Passing a Budget: It's a Long Way From Over
| WASHINGTON
The budget deal between President Clinton and congressional Republicans balancing the federal books by 2002 is about far more than numbers.
It's about how much federal tax Americans will pay. It's about whether to build bridges, about the future of Medicare, about federal aid to education. In short, it's about what national priorities should be, and that's why the political struggle over the nation's budget is so fierce - and, in one sense, still has a long way to go.
Last year the process ended in stalemate and government shutdowns. This year, it's all smiles and handshakes, at least for now.
Mr. Clinton, Speaker Newt Gingrich, and Senate majority leader Trent Lott all gain from the deal. The president wins plaudits from many by making tough decisions but protecting Democratic priorities. The Speaker gets credit for helping broker the deal and shows he can govern responsibly.
But the biggest winner appears to be Mr. Lott. Working closely with Mr. Gingrich, he quarterbacked the Republican team, often speaking directly with the president when negotiations were at an impasse.
Senate Budget Committee chairman Pete Domenici (R) of New Mexico, one of the GOP negotiators, probably spoke for many in his party when the budget deal was announced: "Without Trent Lott we could never have made this agreement," he said.
Still, the deal is the beginning, not the end, of a long process. Both houses of Congress must pass a budget resolution. But such resolutions are only guidelines. Congress must then enact the guidelines into law in appropriations and reconciliation bills.
Chokepoints from here
That could take the rest of the fiscal year, which ends Sept. 30. Opponents of the agreement will likely fight its implementation at every turn. "The history generally is that budget resolutions are easier to pass than appropriations bills," says Rep. Martin Sabo (D) of Minnesota, former chairman of the House Budget Committee.
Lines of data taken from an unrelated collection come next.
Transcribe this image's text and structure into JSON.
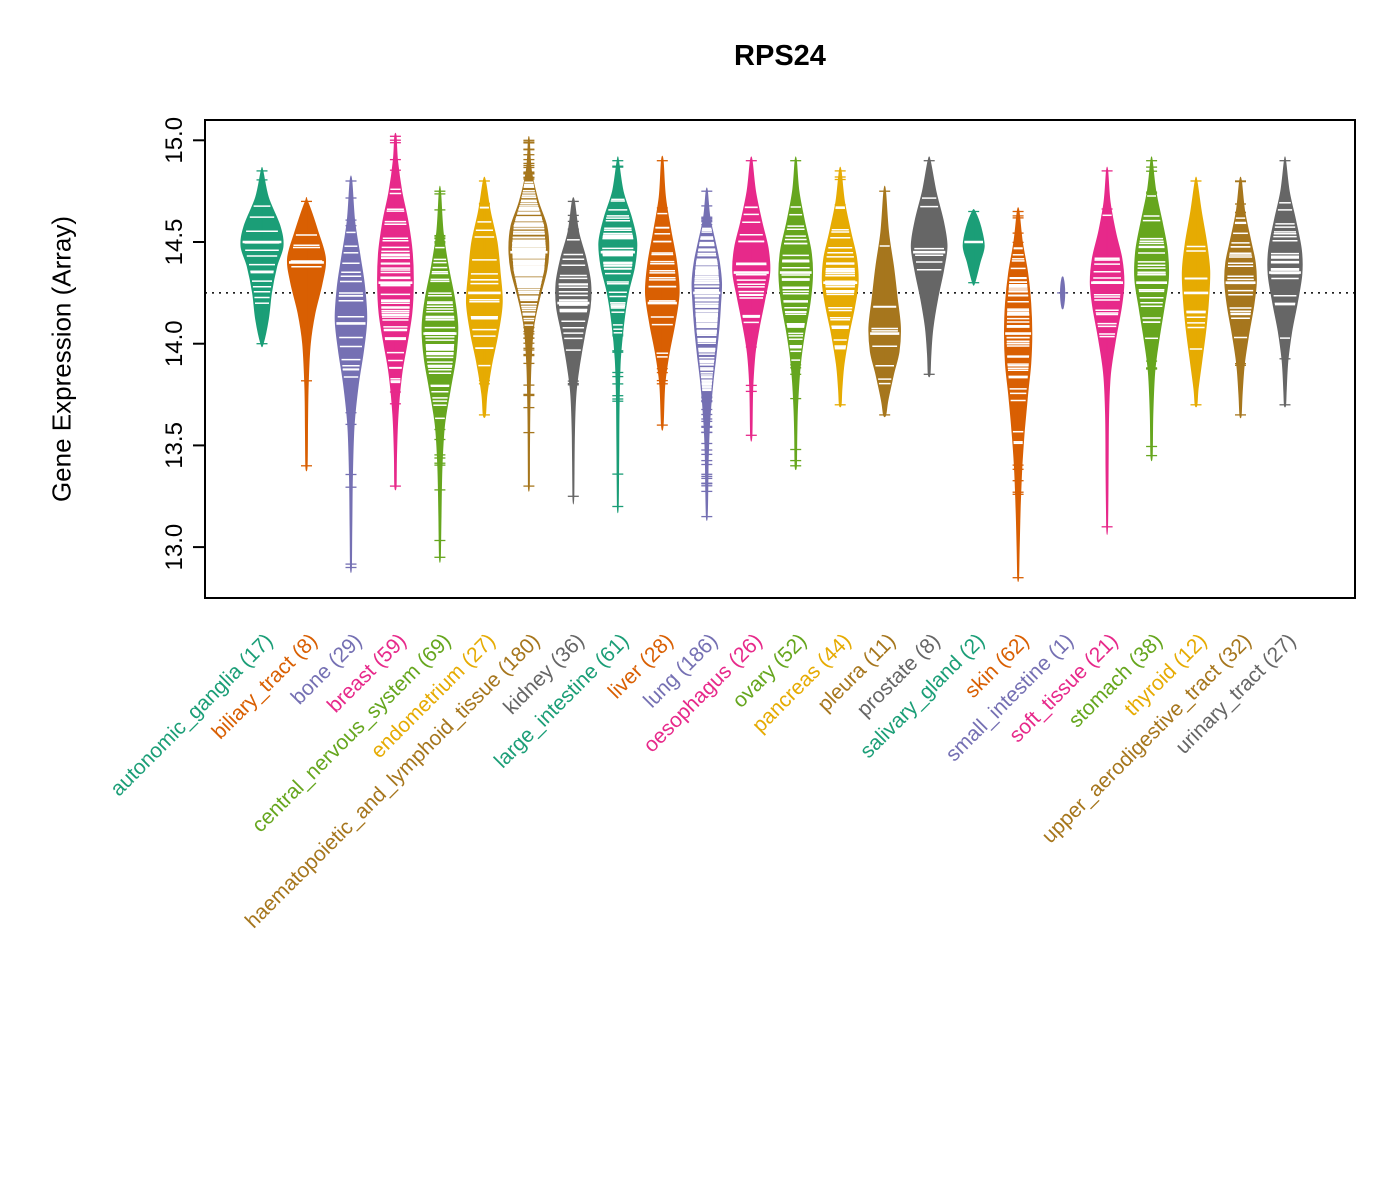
{
  "chart_data": {
    "type": "violin",
    "title": "RPS24",
    "ylabel": "Gene Expression (Array)",
    "xlabel": "",
    "ylim": [
      12.75,
      15.1
    ],
    "yticks": [
      13.0,
      13.5,
      14.0,
      14.5,
      15.0
    ],
    "reference_line": 14.25,
    "grid": false,
    "legend": "none",
    "palette": [
      "#1B9E77",
      "#D95F02",
      "#7570B3",
      "#E7298A",
      "#66A61E",
      "#E6AB02",
      "#A6761D",
      "#666666"
    ],
    "groups": [
      {
        "label": "autonomic_ganglia",
        "n": 17,
        "color": "#1B9E77",
        "median": 14.5,
        "min": 14.0,
        "max": 14.85,
        "profile": [
          [
            14.85,
            0.04
          ],
          [
            14.72,
            0.3
          ],
          [
            14.58,
            0.85
          ],
          [
            14.48,
            1.0
          ],
          [
            14.38,
            0.7
          ],
          [
            14.25,
            0.45
          ],
          [
            14.12,
            0.3
          ],
          [
            14.0,
            0.05
          ]
        ]
      },
      {
        "label": "biliary_tract",
        "n": 8,
        "color": "#D95F02",
        "median": 14.4,
        "min": 13.4,
        "max": 14.7,
        "profile": [
          [
            14.7,
            0.05
          ],
          [
            14.55,
            0.55
          ],
          [
            14.42,
            0.9
          ],
          [
            14.3,
            0.75
          ],
          [
            14.15,
            0.4
          ],
          [
            14.0,
            0.18
          ],
          [
            13.8,
            0.08
          ],
          [
            13.6,
            0.05
          ],
          [
            13.4,
            0.03
          ]
        ]
      },
      {
        "label": "bone",
        "n": 29,
        "color": "#7570B3",
        "median": 14.1,
        "min": 12.9,
        "max": 14.8,
        "profile": [
          [
            14.8,
            0.04
          ],
          [
            14.6,
            0.18
          ],
          [
            14.42,
            0.45
          ],
          [
            14.28,
            0.65
          ],
          [
            14.12,
            0.75
          ],
          [
            13.97,
            0.6
          ],
          [
            13.8,
            0.35
          ],
          [
            13.6,
            0.15
          ],
          [
            13.35,
            0.07
          ],
          [
            13.1,
            0.04
          ],
          [
            12.9,
            0.02
          ]
        ]
      },
      {
        "label": "breast",
        "n": 59,
        "color": "#E7298A",
        "median": 14.3,
        "min": 13.3,
        "max": 15.02,
        "profile": [
          [
            15.02,
            0.03
          ],
          [
            14.9,
            0.1
          ],
          [
            14.75,
            0.3
          ],
          [
            14.6,
            0.6
          ],
          [
            14.45,
            0.8
          ],
          [
            14.3,
            0.85
          ],
          [
            14.15,
            0.78
          ],
          [
            14.0,
            0.55
          ],
          [
            13.85,
            0.3
          ],
          [
            13.65,
            0.12
          ],
          [
            13.45,
            0.05
          ],
          [
            13.3,
            0.03
          ]
        ]
      },
      {
        "label": "central_nervous_system",
        "n": 69,
        "color": "#66A61E",
        "median": 14.05,
        "min": 12.95,
        "max": 14.75,
        "profile": [
          [
            14.75,
            0.03
          ],
          [
            14.55,
            0.15
          ],
          [
            14.38,
            0.4
          ],
          [
            14.22,
            0.7
          ],
          [
            14.08,
            0.85
          ],
          [
            13.93,
            0.75
          ],
          [
            13.78,
            0.5
          ],
          [
            13.6,
            0.22
          ],
          [
            13.4,
            0.1
          ],
          [
            13.15,
            0.05
          ],
          [
            12.95,
            0.02
          ]
        ]
      },
      {
        "label": "endometrium",
        "n": 27,
        "color": "#E6AB02",
        "median": 14.25,
        "min": 13.65,
        "max": 14.8,
        "profile": [
          [
            14.8,
            0.05
          ],
          [
            14.65,
            0.28
          ],
          [
            14.5,
            0.6
          ],
          [
            14.35,
            0.75
          ],
          [
            14.2,
            0.85
          ],
          [
            14.05,
            0.65
          ],
          [
            13.9,
            0.35
          ],
          [
            13.75,
            0.12
          ],
          [
            13.65,
            0.05
          ]
        ]
      },
      {
        "label": "haematopoietic_and_lymphoid_tissue",
        "n": 180,
        "color": "#A6761D",
        "median": 14.45,
        "min": 13.3,
        "max": 15.0,
        "profile": [
          [
            15.0,
            0.02
          ],
          [
            14.85,
            0.12
          ],
          [
            14.7,
            0.45
          ],
          [
            14.58,
            0.85
          ],
          [
            14.47,
            0.95
          ],
          [
            14.36,
            0.85
          ],
          [
            14.22,
            0.5
          ],
          [
            14.08,
            0.22
          ],
          [
            13.9,
            0.1
          ],
          [
            13.7,
            0.05
          ],
          [
            13.5,
            0.03
          ],
          [
            13.3,
            0.02
          ]
        ]
      },
      {
        "label": "kidney",
        "n": 36,
        "color": "#666666",
        "median": 14.2,
        "min": 13.25,
        "max": 14.7,
        "profile": [
          [
            14.7,
            0.05
          ],
          [
            14.55,
            0.25
          ],
          [
            14.42,
            0.6
          ],
          [
            14.3,
            0.82
          ],
          [
            14.18,
            0.8
          ],
          [
            14.05,
            0.55
          ],
          [
            13.9,
            0.3
          ],
          [
            13.75,
            0.12
          ],
          [
            13.55,
            0.05
          ],
          [
            13.25,
            0.02
          ]
        ]
      },
      {
        "label": "large_intestine",
        "n": 61,
        "color": "#1B9E77",
        "median": 14.45,
        "min": 13.2,
        "max": 14.9,
        "profile": [
          [
            14.9,
            0.03
          ],
          [
            14.75,
            0.25
          ],
          [
            14.62,
            0.65
          ],
          [
            14.5,
            0.9
          ],
          [
            14.38,
            0.8
          ],
          [
            14.25,
            0.5
          ],
          [
            14.1,
            0.28
          ],
          [
            13.92,
            0.12
          ],
          [
            13.7,
            0.06
          ],
          [
            13.45,
            0.04
          ],
          [
            13.2,
            0.02
          ]
        ]
      },
      {
        "label": "liver",
        "n": 28,
        "color": "#D95F02",
        "median": 14.2,
        "min": 13.6,
        "max": 14.9,
        "profile": [
          [
            14.9,
            0.04
          ],
          [
            14.72,
            0.15
          ],
          [
            14.55,
            0.42
          ],
          [
            14.4,
            0.68
          ],
          [
            14.25,
            0.8
          ],
          [
            14.1,
            0.6
          ],
          [
            13.95,
            0.32
          ],
          [
            13.8,
            0.12
          ],
          [
            13.6,
            0.04
          ]
        ]
      },
      {
        "label": "lung",
        "n": 186,
        "color": "#7570B3",
        "median": 14.25,
        "min": 13.15,
        "max": 14.75,
        "profile": [
          [
            14.75,
            0.03
          ],
          [
            14.62,
            0.15
          ],
          [
            14.5,
            0.4
          ],
          [
            14.4,
            0.6
          ],
          [
            14.3,
            0.7
          ],
          [
            14.2,
            0.66
          ],
          [
            14.08,
            0.58
          ],
          [
            13.95,
            0.45
          ],
          [
            13.8,
            0.28
          ],
          [
            13.62,
            0.14
          ],
          [
            13.45,
            0.07
          ],
          [
            13.3,
            0.05
          ],
          [
            13.15,
            0.02
          ]
        ]
      },
      {
        "label": "oesophagus",
        "n": 26,
        "color": "#E7298A",
        "median": 14.35,
        "min": 13.55,
        "max": 14.9,
        "profile": [
          [
            14.9,
            0.04
          ],
          [
            14.75,
            0.2
          ],
          [
            14.6,
            0.5
          ],
          [
            14.47,
            0.8
          ],
          [
            14.35,
            0.88
          ],
          [
            14.22,
            0.65
          ],
          [
            14.08,
            0.38
          ],
          [
            13.95,
            0.18
          ],
          [
            13.78,
            0.07
          ],
          [
            13.55,
            0.03
          ]
        ]
      },
      {
        "label": "ovary",
        "n": 52,
        "color": "#66A61E",
        "median": 14.35,
        "min": 13.4,
        "max": 14.9,
        "profile": [
          [
            14.9,
            0.03
          ],
          [
            14.75,
            0.15
          ],
          [
            14.6,
            0.42
          ],
          [
            14.46,
            0.72
          ],
          [
            14.34,
            0.8
          ],
          [
            14.2,
            0.68
          ],
          [
            14.05,
            0.42
          ],
          [
            13.9,
            0.22
          ],
          [
            13.7,
            0.09
          ],
          [
            13.55,
            0.05
          ],
          [
            13.4,
            0.03
          ]
        ]
      },
      {
        "label": "pancreas",
        "n": 44,
        "color": "#E6AB02",
        "median": 14.3,
        "min": 13.7,
        "max": 14.85,
        "profile": [
          [
            14.85,
            0.04
          ],
          [
            14.7,
            0.2
          ],
          [
            14.55,
            0.5
          ],
          [
            14.42,
            0.78
          ],
          [
            14.3,
            0.85
          ],
          [
            14.18,
            0.68
          ],
          [
            14.05,
            0.42
          ],
          [
            13.9,
            0.18
          ],
          [
            13.78,
            0.08
          ],
          [
            13.7,
            0.04
          ]
        ]
      },
      {
        "label": "pleura",
        "n": 11,
        "color": "#A6761D",
        "median": 14.05,
        "min": 13.65,
        "max": 14.75,
        "profile": [
          [
            14.75,
            0.04
          ],
          [
            14.55,
            0.18
          ],
          [
            14.38,
            0.42
          ],
          [
            14.22,
            0.6
          ],
          [
            14.08,
            0.75
          ],
          [
            13.96,
            0.68
          ],
          [
            13.85,
            0.42
          ],
          [
            13.72,
            0.15
          ],
          [
            13.65,
            0.05
          ]
        ]
      },
      {
        "label": "prostate",
        "n": 8,
        "color": "#666666",
        "median": 14.45,
        "min": 13.85,
        "max": 14.9,
        "profile": [
          [
            14.9,
            0.05
          ],
          [
            14.75,
            0.32
          ],
          [
            14.6,
            0.68
          ],
          [
            14.48,
            0.85
          ],
          [
            14.36,
            0.68
          ],
          [
            14.22,
            0.4
          ],
          [
            14.08,
            0.18
          ],
          [
            13.95,
            0.08
          ],
          [
            13.85,
            0.04
          ]
        ]
      },
      {
        "label": "salivary_gland",
        "n": 2,
        "color": "#1B9E77",
        "median": 14.5,
        "min": 14.3,
        "max": 14.65,
        "profile": [
          [
            14.65,
            0.06
          ],
          [
            14.57,
            0.35
          ],
          [
            14.48,
            0.5
          ],
          [
            14.4,
            0.3
          ],
          [
            14.3,
            0.05
          ]
        ]
      },
      {
        "label": "skin",
        "n": 62,
        "color": "#D95F02",
        "median": 14.05,
        "min": 12.85,
        "max": 14.65,
        "profile": [
          [
            14.65,
            0.04
          ],
          [
            14.5,
            0.2
          ],
          [
            14.35,
            0.45
          ],
          [
            14.2,
            0.6
          ],
          [
            14.05,
            0.65
          ],
          [
            13.9,
            0.6
          ],
          [
            13.75,
            0.45
          ],
          [
            13.58,
            0.3
          ],
          [
            13.4,
            0.18
          ],
          [
            13.2,
            0.1
          ],
          [
            13.0,
            0.05
          ],
          [
            12.85,
            0.02
          ]
        ]
      },
      {
        "label": "small_intestine",
        "n": 1,
        "color": "#7570B3",
        "median": 14.25,
        "min": 14.18,
        "max": 14.32,
        "profile": [
          [
            14.32,
            0.04
          ],
          [
            14.25,
            0.1
          ],
          [
            14.18,
            0.04
          ]
        ]
      },
      {
        "label": "soft_tissue",
        "n": 21,
        "color": "#E7298A",
        "median": 14.3,
        "min": 13.1,
        "max": 14.85,
        "profile": [
          [
            14.85,
            0.03
          ],
          [
            14.7,
            0.14
          ],
          [
            14.55,
            0.4
          ],
          [
            14.42,
            0.7
          ],
          [
            14.3,
            0.8
          ],
          [
            14.18,
            0.68
          ],
          [
            14.02,
            0.4
          ],
          [
            13.85,
            0.16
          ],
          [
            13.65,
            0.07
          ],
          [
            13.4,
            0.05
          ],
          [
            13.1,
            0.02
          ]
        ]
      },
      {
        "label": "stomach",
        "n": 38,
        "color": "#66A61E",
        "median": 14.3,
        "min": 13.45,
        "max": 14.9,
        "profile": [
          [
            14.9,
            0.03
          ],
          [
            14.75,
            0.2
          ],
          [
            14.6,
            0.5
          ],
          [
            14.46,
            0.75
          ],
          [
            14.32,
            0.8
          ],
          [
            14.18,
            0.6
          ],
          [
            14.02,
            0.35
          ],
          [
            13.86,
            0.15
          ],
          [
            13.65,
            0.06
          ],
          [
            13.45,
            0.03
          ]
        ]
      },
      {
        "label": "thyroid",
        "n": 12,
        "color": "#E6AB02",
        "median": 14.25,
        "min": 13.7,
        "max": 14.8,
        "profile": [
          [
            14.8,
            0.04
          ],
          [
            14.65,
            0.25
          ],
          [
            14.5,
            0.5
          ],
          [
            14.36,
            0.65
          ],
          [
            14.22,
            0.6
          ],
          [
            14.08,
            0.48
          ],
          [
            13.92,
            0.28
          ],
          [
            13.78,
            0.1
          ],
          [
            13.7,
            0.04
          ]
        ]
      },
      {
        "label": "upper_aerodigestive_tract",
        "n": 32,
        "color": "#A6761D",
        "median": 14.3,
        "min": 13.65,
        "max": 14.8,
        "profile": [
          [
            14.8,
            0.04
          ],
          [
            14.65,
            0.2
          ],
          [
            14.5,
            0.5
          ],
          [
            14.4,
            0.7
          ],
          [
            14.3,
            0.75
          ],
          [
            14.18,
            0.62
          ],
          [
            14.04,
            0.38
          ],
          [
            13.9,
            0.18
          ],
          [
            13.76,
            0.08
          ],
          [
            13.65,
            0.03
          ]
        ]
      },
      {
        "label": "urinary_tract",
        "n": 27,
        "color": "#666666",
        "median": 14.35,
        "min": 13.7,
        "max": 14.9,
        "profile": [
          [
            14.9,
            0.03
          ],
          [
            14.75,
            0.2
          ],
          [
            14.6,
            0.52
          ],
          [
            14.46,
            0.78
          ],
          [
            14.34,
            0.8
          ],
          [
            14.2,
            0.58
          ],
          [
            14.06,
            0.32
          ],
          [
            13.92,
            0.14
          ],
          [
            13.78,
            0.06
          ],
          [
            13.7,
            0.03
          ]
        ]
      }
    ]
  }
}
Republicans and Democrats in both houses express support for the package. Senate minority leader Tom Daschle of South Dakota and House minority whip David Bonior of Michigan believe a majority of Democrats in each house will vote in favor.
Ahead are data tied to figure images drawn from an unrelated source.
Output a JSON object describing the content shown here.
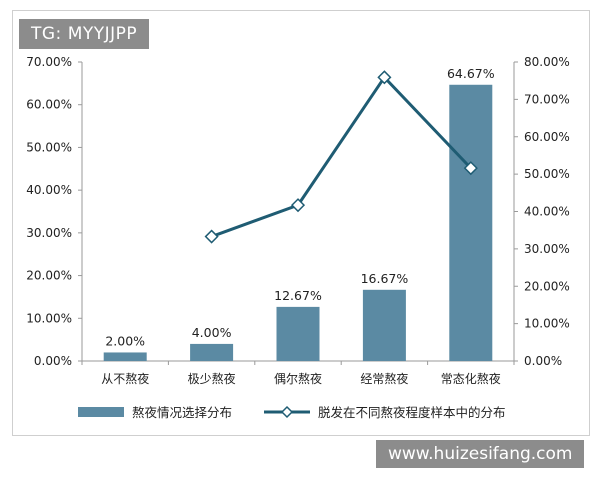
{
  "watermark_top": "TG: MYYJJPP",
  "watermark_bottom": "www.huizesifang.com",
  "chart_data": {
    "type": "bar",
    "title": "",
    "xlabel": "",
    "ylabel": "",
    "categories": [
      "从不熬夜",
      "极少熬夜",
      "偶尔熬夜",
      "经常熬夜",
      "常态化熬夜"
    ],
    "series": [
      {
        "name": "熬夜情况选择分布",
        "type": "bar",
        "axis": "left",
        "values": [
          2.0,
          4.0,
          12.67,
          16.67,
          64.67
        ],
        "data_labels": [
          "2.00%",
          "4.00%",
          "12.67%",
          "16.67%",
          "64.67%"
        ],
        "color": "#5b8aa3"
      },
      {
        "name": "脱发在不同熬夜程度样本中的分布",
        "type": "line",
        "axis": "right",
        "values": [
          null,
          33.3,
          41.7,
          75.9,
          51.6
        ],
        "color": "#1f5c73"
      }
    ],
    "y_left": {
      "ylim": [
        0,
        70
      ],
      "ticks": [
        0,
        10,
        20,
        30,
        40,
        50,
        60,
        70
      ],
      "tick_labels": [
        "0.00%",
        "10.00%",
        "20.00%",
        "30.00%",
        "40.00%",
        "50.00%",
        "60.00%",
        "70.00%"
      ]
    },
    "y_right": {
      "ylim": [
        0,
        80
      ],
      "ticks": [
        0,
        10,
        20,
        30,
        40,
        50,
        60,
        70,
        80
      ],
      "tick_labels": [
        "0.00%",
        "10.00%",
        "20.00%",
        "30.00%",
        "40.00%",
        "50.00%",
        "60.00%",
        "70.00%",
        "80.00%"
      ]
    },
    "grid": false,
    "legend_position": "bottom"
  }
}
But some liberal House Democrats are outraged: Rep. Charles Rangel of New York told CNN's "Evans & Novak" that the poor get "absolutely nothing out of the tax benefits."
Sen. Phil Gramm (R) of Texas, a fiscal conservative, was an early GOP dissenter. "This thing will be like a dead fish. You set it on the table for three or four days and it will begin to stink," he told the Associated Press. But Sen. John Chafee (R) of Rhode Island estimates that no more than 20 senators from both parties will vote no, while Rep. Susan Molinari of New York, a GOP leader, predicts House Republicans will approve.
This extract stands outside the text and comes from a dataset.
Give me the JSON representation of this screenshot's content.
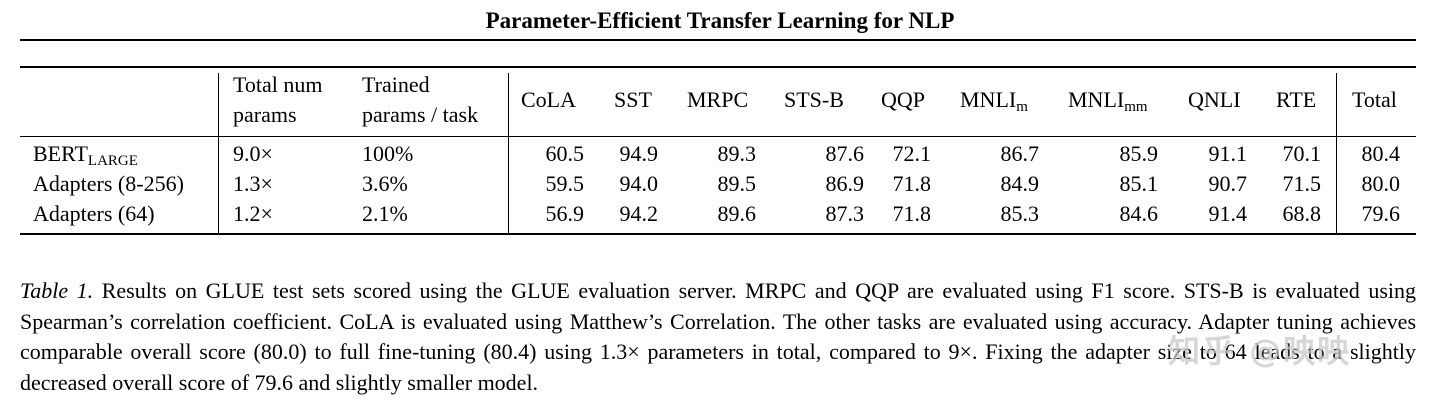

Some of the acrimony stems from the way the deal was brokered. Usually a budget proposal goes through weeks of hearings, floor fights, and then conferences between the two chambers. The GOP strategy this time was to cut the deal with the president first, then move it through Congress.
The strategy infuriated congressional Democrats. Even those supportive of the final deal complain about the way it was negotiated between a small group of White House staff and legislators. "This is not the way to legislate," Senator Daschle said before the accord was announced.
Let's make a deal
But Senator Chafee, a moderate GOP veteran, defends the approach. "That's the only way you can put one of these together. You can't do it in a filled hall."
Negotiators were helped in the final hours by a Congressional Budget Office recalculation that found $225 billion in additional revenue over the next five years. Among the deal's provisions:
*A balanced budget in 2002.
*$135 billion in tax cuts over five years.
*Some $600 billion to $700 billion in entitlement savings over 10 years.